La proposition de la Commission du 22 mars, dont le but est de renforcer la cybersécurité dans l’ensemble des institutions de l’Union européenne, fait suite aux précédentes recommandations des auditeurs, a également indiqué la Cour.
Une augmentation massive des cyberattaques
Le nombre de cyberattaques graves contre les institutions de l’UE a été multiplié par plus de dix entre 2018 et 2021.
Si cette tendance à la hausse peut s’expliquer par le fait que davantage de personnel travaille à domicile, le personnel ne bénéficie pas non plus d’une formation régulière sur les menaces cyber. En effet, seuls 29 % des cadres supérieurs des institutions de l’UE responsables des données sensibles reçoivent une formation.
Le rapport indique également que les institutions ont développé leurs capacités de cyberdéfense à des degrés divers et sont fondamentalement sous-préparées à d’éventuelles cyberattaques.
Les institutions de l’UE étant très étroitement liées, une attaque réussie visant une institution pourrait avoir un effet domino et se propager aux autres.
Il n’existe pas de cadre juridique pour l’information et la cybersécurité dans les organes de l’UE. Ni la directive NIS — le premier texte législatif de l’UE en matière de cybersécurité — ni sa version révisée, la directive NIS 2, ne leur sont applicables.

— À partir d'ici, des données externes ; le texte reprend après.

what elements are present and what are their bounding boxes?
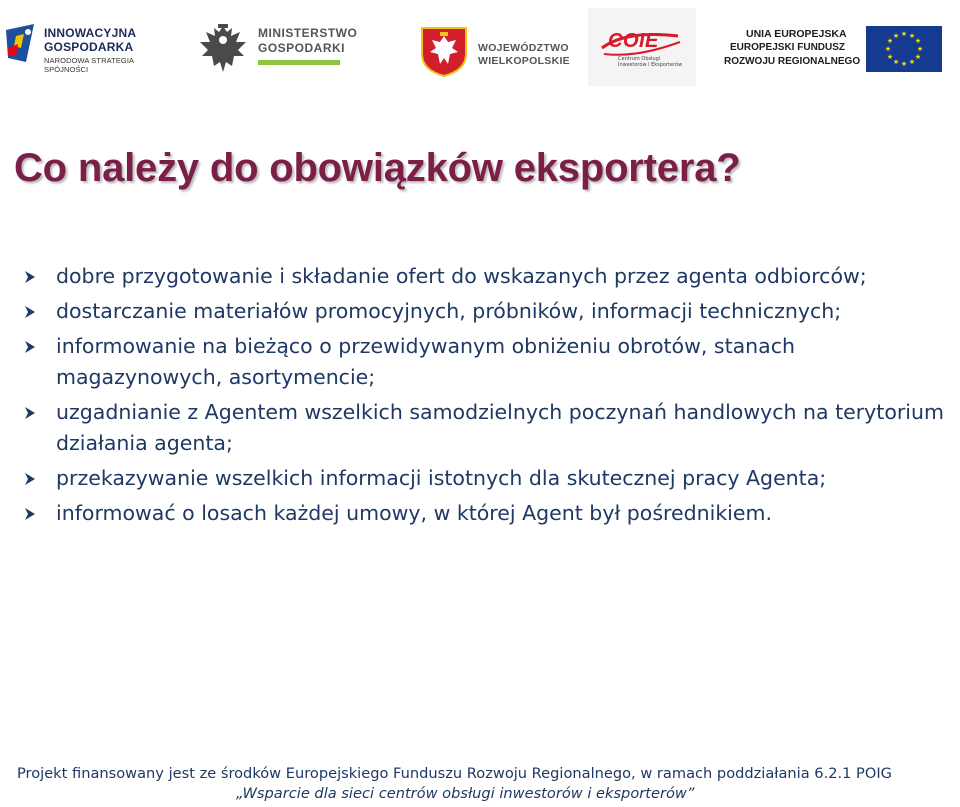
arrow-bullet-icon	[24, 270, 36, 284]
logo-strip	[0, 0, 960, 95]
bullet-list	[24, 261, 956, 533]
ministerstwo-green-bar	[258, 60, 340, 65]
coie-logo	[588, 8, 696, 86]
bullet-item	[24, 397, 956, 459]
footer-funding-note: Projekt finansowany jest ze środków Europejskiego Funduszu Rozwoju Regionalnego, w ramach poddziałania 6.2.1 POIG	[17, 765, 892, 782]
svg-text:★: ★	[886, 37, 894, 45]
slide-title: Co należy do obowiązków eksportera?	[14, 146, 741, 190]
arrow-bullet-icon	[24, 406, 36, 420]
bullet-text: informowanie na bieżąco o przewidywanym obniżeniu obrotów, stanach magazynowych, asortymencie;	[56, 334, 796, 389]
bullet-text: informować o losach każdej umowy, w której Agent był pośrednikiem.	[56, 501, 772, 525]
svg-text:★: ★	[884, 45, 892, 53]
coat-of-arms-icon	[418, 24, 470, 78]
ministerstwo-line1: MINISTERSTWO	[258, 26, 358, 40]
wojewodztwo-wielkopolskie-logo	[418, 24, 578, 79]
ministerstwo-line2: GOSPODARKI	[258, 41, 346, 55]
polish-eagle-icon	[196, 22, 250, 78]
svg-text:★: ★	[892, 32, 900, 40]
svg-text:★: ★	[908, 58, 916, 66]
arrow-bullet-icon	[24, 340, 36, 354]
svg-text:★: ★	[900, 30, 908, 38]
innowacyjna-gospodarka-logo	[4, 18, 164, 73]
bullet-item	[24, 463, 956, 494]
svg-text:★: ★	[914, 53, 922, 61]
bullet-text: dobre przygotowanie i składanie ofert do wskazanych przez agenta odbiorców;	[56, 264, 867, 288]
bullet-item	[24, 331, 956, 393]
bullet-text: uzgadnianie z Agentem wszelkich samodzielnych poczynań handlowych na terytorium działania agenta;	[56, 400, 944, 455]
coie-mark: COIE	[608, 30, 659, 52]
arrow-bullet-icon	[24, 472, 36, 486]
svg-text:★: ★	[916, 45, 924, 53]
coie-subtitle: Centrum Obsługi Inwestorów i Eksporterów	[618, 56, 683, 68]
innowacyjna-line2: GOSPODARKA	[44, 40, 134, 54]
svg-text:★: ★	[900, 60, 908, 68]
arrow-bullet-icon	[24, 507, 36, 521]
bullet-item	[24, 498, 956, 529]
ue-line1: UNIA EUROPEJSKA	[746, 28, 847, 40]
ministerstwo-gospodarki-logo	[196, 20, 356, 78]
svg-text:★: ★	[914, 37, 922, 45]
wojewodztwo-line1: WOJEWÓDZTWO	[478, 42, 569, 54]
arrow-bullet-icon	[24, 305, 36, 319]
bullet-item	[24, 296, 956, 327]
ue-line3: ROZWOJU REGIONALNEGO	[724, 56, 861, 67]
innowacyjna-line1: INNOWACYJNA	[44, 26, 137, 40]
svg-text:★: ★	[886, 53, 894, 61]
eu-stars-icon	[866, 26, 942, 72]
bullet-text: przekazywanie wszelkich informacji istotnych dla skutecznej pracy Agenta;	[56, 466, 827, 490]
footer-project-name: „Wsparcie dla sieci centrów obsługi inwestorów i eksporterów”	[236, 785, 695, 802]
svg-text:★: ★	[892, 58, 900, 66]
innowacyjna-gospodarka-mark-icon	[4, 22, 38, 66]
svg-text:★: ★	[908, 32, 916, 40]
eu-flag-icon	[866, 26, 942, 72]
bullet-item	[24, 261, 956, 292]
innowacyjna-line3: NARODOWA STRATEGIA SPÓJNOŚCI	[44, 56, 134, 74]
bullet-text: dostarczanie materiałów promocyjnych, próbników, informacji technicznych;	[56, 299, 842, 323]
ue-line2: EUROPEJSKI FUNDUSZ	[730, 42, 846, 53]
wojewodztwo-line2: WIELKOPOLSKIE	[478, 55, 570, 67]
unia-europejska-logo	[718, 26, 958, 76]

Les recommandations aux institutions
Le rapport indique également qu’une approche robuste et cohérente de la cybersécurité et des contrôles essentiels sont nécessaires pour garantir la protection des informations. Les programmes de sensibilisation font également partie intégrante d’un cadre de sécurité efficace. Par exemple, les campagnes de simulation de hameçonnage (phishing) peuvent être un excellent outil de formation, mais elles ne sont pas encore systématiquement mises en œuvre.
Les synergies entre les institutions ne sont pas suffisamment étudiées non plus. Ainsi, selon les auditeurs, l’échange d’informations sur les projets et les évaluations de sécurité entre les institutions, mais aussi l’importance accrue accordée aux outils de communication interopérables laissent donc encore à désirer.
Le rapport estime que les principaux organes chargés de la promotion de la cybersécurité, à savoir l’Agence de l’Union européenne pour la cybersécurité (ENISA) et le groupe de réponse aux incidents de sécurité informatique (CERT-UE), sont insuffisants et sous-financés. Il est recommandé à ces organismes d’identifier les domaines qui nécessitent le plus de soutien et de développer des mesures de renforcement de leurs capacités. En outre, la Commission européenne est invitée à augmenter le financement de ces organismes de cybersécurité.
La proposition de la Commission
Au vu de ces lacunes, l’exécutif européen a proposé le 22 mars de nouvelles règles pour renforcer la cybersécurité dans les institutions, organes, agences et offices de l’Union européenne.
Le règlement vise à améliorer leur résilience et leur réactivité face aux cyberattaques en établissant un cadre de gouvernance, de gestion des risques et de contrôle ainsi qu’en créant un nouveau conseil consultatif interinstitutionnel en matière de cybersécurité. Le mandat du CERT-UE sera également doté de ressources supplémentaires. Tout en conservant son acronyme, le CERT-UE sera également rebaptisé « Centre de cybersécurité ».
Le projet a été décrit par le commissaire européen chargé du Budget et de l’administration, Johannes Hahn, comme une « étape importante dans le paysage de la cybersécurité et de l’information de l’UE ».
Les députés demandent également que les systèmes de cybersécurité soient réajustés dans toutes les institutions de l’Union.
« Toutes les institutions de l’UE ont été attaquées par des États-nations et autres, il n’est donc pas trop tôt pour renforcer les défenses cybernétiques de l’UE », a confié Bart Groothuis, rapporteur de la directive NIS-2, à EURACTIV.
M. Groothuis avait demandé l’élaboration de ce nouveau règlement qui s’appliquerait également aux institutions. Selon lui, la menace croissante à laquelle est confronté le secteur de la cybersécurité nécessite également « des précautions de sécurité militaire ici à Bruxelles ».